Gelet op het vorenoverwogene is het hoger beroep ongegrond en dient te worden beslist als hierna is vermeld.

Proceskosten

8. Het Hof acht geen termen aanwezig voor een veroordeling in de proceskosten als bedoeld in artikel 8:75 van de Algemene wet bestuursrecht.

Beslissing

Het Gerechtshof bevestigt de uitspraak van de rechtbank.
Deze uitspraak is vastgesteld door mrs. W.M.G. Visser, G.J. van Leijenhorst en R.P.C.W.M. Brandsma, in tegenwoordigheid van de griffier mr. A.S.H.M. Strik. De beslissing is op 4 augustus 2015 in het openbaar uitgesproken.
aangetekend aan
partijen verzonden:
Zowel de belanghebbende als het daartoe bevoegde bestuursorgaan kanbinnen zes wekenna de verzenddatum van deze uitspraak beroep in cassatie instellen bij de Hoge Raad der Nederlanden. Daarbij moet het volgende in acht worden genomen:

1. Bij het beroepschrift wordt een kopie van deze uitspraak gevoegd.

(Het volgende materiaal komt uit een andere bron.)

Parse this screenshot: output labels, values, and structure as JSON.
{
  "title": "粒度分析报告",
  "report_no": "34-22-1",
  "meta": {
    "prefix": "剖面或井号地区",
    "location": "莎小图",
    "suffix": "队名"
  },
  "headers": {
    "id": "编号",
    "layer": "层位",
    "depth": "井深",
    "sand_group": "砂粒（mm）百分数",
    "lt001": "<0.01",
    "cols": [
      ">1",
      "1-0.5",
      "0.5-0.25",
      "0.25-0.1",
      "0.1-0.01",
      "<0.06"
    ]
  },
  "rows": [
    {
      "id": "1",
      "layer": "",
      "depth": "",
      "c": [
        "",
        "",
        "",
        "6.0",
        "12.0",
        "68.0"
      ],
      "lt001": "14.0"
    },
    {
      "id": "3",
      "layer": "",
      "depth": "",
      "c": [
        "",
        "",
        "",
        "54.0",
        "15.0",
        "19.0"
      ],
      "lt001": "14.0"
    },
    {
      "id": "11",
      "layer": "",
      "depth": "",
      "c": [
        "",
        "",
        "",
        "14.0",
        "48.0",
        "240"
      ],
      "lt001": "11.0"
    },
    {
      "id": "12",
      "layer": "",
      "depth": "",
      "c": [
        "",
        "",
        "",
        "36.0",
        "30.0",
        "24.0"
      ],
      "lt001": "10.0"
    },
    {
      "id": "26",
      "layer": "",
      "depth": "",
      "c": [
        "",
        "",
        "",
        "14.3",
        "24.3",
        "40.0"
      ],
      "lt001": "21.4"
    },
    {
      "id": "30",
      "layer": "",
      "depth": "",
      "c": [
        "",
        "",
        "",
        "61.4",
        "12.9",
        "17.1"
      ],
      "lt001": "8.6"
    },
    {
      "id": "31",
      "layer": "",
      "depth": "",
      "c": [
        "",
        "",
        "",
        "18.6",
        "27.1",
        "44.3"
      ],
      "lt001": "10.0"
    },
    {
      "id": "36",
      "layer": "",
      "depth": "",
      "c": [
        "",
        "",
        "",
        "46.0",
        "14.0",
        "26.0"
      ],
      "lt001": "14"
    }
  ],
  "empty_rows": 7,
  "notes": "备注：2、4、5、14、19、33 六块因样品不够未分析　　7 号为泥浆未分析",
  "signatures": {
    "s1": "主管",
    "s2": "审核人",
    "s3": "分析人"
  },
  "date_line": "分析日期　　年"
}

2. Het beroepschrift wordt ondertekend en bevat ten minste:

-
- de naam en het adres van de indiener;
-
- de dagtekening;
-
- de vermelding van de uitspraak waartegen het beroep in cassatie is gericht;
-
- de gronden van het beroep in cassatie.

Het beroepschrift moet worden gezonden aan de Hoge Raad der Nederlanden (belastingkamer), Postbus 20303, 2500 EH Den Haag.

De partij die beroep in cassatie instelt is griffierecht verschuldigd en zal daarover bericht ontvangen van de griffier van de Hoge Raad. In het cassatieberoepschrift kan worden verzocht de wederpartij te veroordelen in de proceskosten.